See reference/validation-reference for the full authoritative list — it is generated from package.json.

All validators run via npm run validate:all.

Pre-commit (sequential, via lefthook): Validates staged files only — markdown lint, link checks, H2 sync, artefact templates, agent frontmatter, instruction frontmatter, Python lint, Terraform format and validate.

Pre-push (parallel, via lefthook): Diff-based domain routing. The diff-based-push-check.sh script categorises changed files and runs only matching validators:

  • *.bicep → Bicep build + lint
  • *.tf → Terraform fmt + validate
  • *.agent.md → Agent frontmatter + body size
  • *.instructions.md → Instruction frontmatter
  • SKILL.md → Skills format + skill size
  • *.json → JSON syntax
  • *.py → Ruff lint

The circuit breaker pattern protects against runaway agent loops during deployment:

Anomaly PatternDetection ThresholdAction
Error repetition3 consecutiveHalt, write blocked finding
Empty response loop3 consecutiveHalt, escalate to human
Timeout cascade3 consecutiveHalt, check auth
What-if oscillation2 cyclesHalt, flag resource conflict
Auth failure loop2 consecutiveHalt, prompt re-authentication

The context-shredding system defines three compression tiers for artifact loading:

TierTriggerStrategy
full< 60% usedLoad entire artefact
summarized60–80%Key H2 sections only (tables preserved)
minimal> 80%Decision summaries only (< 500 characters)

When the challenger-review-subagent loads predecessor artefacts for review, it is instructed to apply the same 3-tier compression: at the summarized tier, preserving only resource list, SKUs, WAF scores, compliance matrix, and budget sections; at minimal, using only the decisions field from 00-session-state.json plus the resource list. Whether the LLM follows these instructions consistently varies — the compact_for_parent carry-forward between passes is the part that reliably works.
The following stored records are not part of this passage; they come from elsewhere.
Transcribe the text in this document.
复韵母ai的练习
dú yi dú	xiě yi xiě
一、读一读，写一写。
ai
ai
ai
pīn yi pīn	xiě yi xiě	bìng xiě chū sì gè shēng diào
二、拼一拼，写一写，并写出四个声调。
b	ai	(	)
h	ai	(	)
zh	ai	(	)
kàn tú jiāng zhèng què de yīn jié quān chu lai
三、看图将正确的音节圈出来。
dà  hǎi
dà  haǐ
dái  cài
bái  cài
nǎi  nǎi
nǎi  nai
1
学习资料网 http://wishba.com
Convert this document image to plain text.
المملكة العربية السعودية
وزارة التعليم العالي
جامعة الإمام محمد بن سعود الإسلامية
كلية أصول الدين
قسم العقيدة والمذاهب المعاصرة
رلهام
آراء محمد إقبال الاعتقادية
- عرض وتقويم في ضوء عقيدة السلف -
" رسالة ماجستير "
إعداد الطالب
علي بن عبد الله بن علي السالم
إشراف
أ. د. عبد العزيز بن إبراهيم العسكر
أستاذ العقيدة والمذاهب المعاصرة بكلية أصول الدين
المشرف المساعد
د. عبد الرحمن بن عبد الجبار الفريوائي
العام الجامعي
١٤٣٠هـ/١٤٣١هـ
Copilot hooks in .github/hooks/ intercept agent actions at runtime. See the Hooks guide for the authoritative list; the current set covers:

HookTriggerPurpose
tool-guardianPreToolUseBlocks dangerous commands (destructive ops, force pushes, DB drops)
secrets-scannerStopScans modified files for leaked secrets and credentials
session-telemetrySessionStart, Stop, UserPromptSubmitMerged session lifecycle logging and governance audit
subagent-validationSubagentStopValidates subagent invocation and outputs
tool-auditPostToolUseLogs tool usage metadata (name, status)

Hooks are defined in hooks.json files with type (command), path to shell script, and timeout. They run automatically — agents do not invoke them explicitly.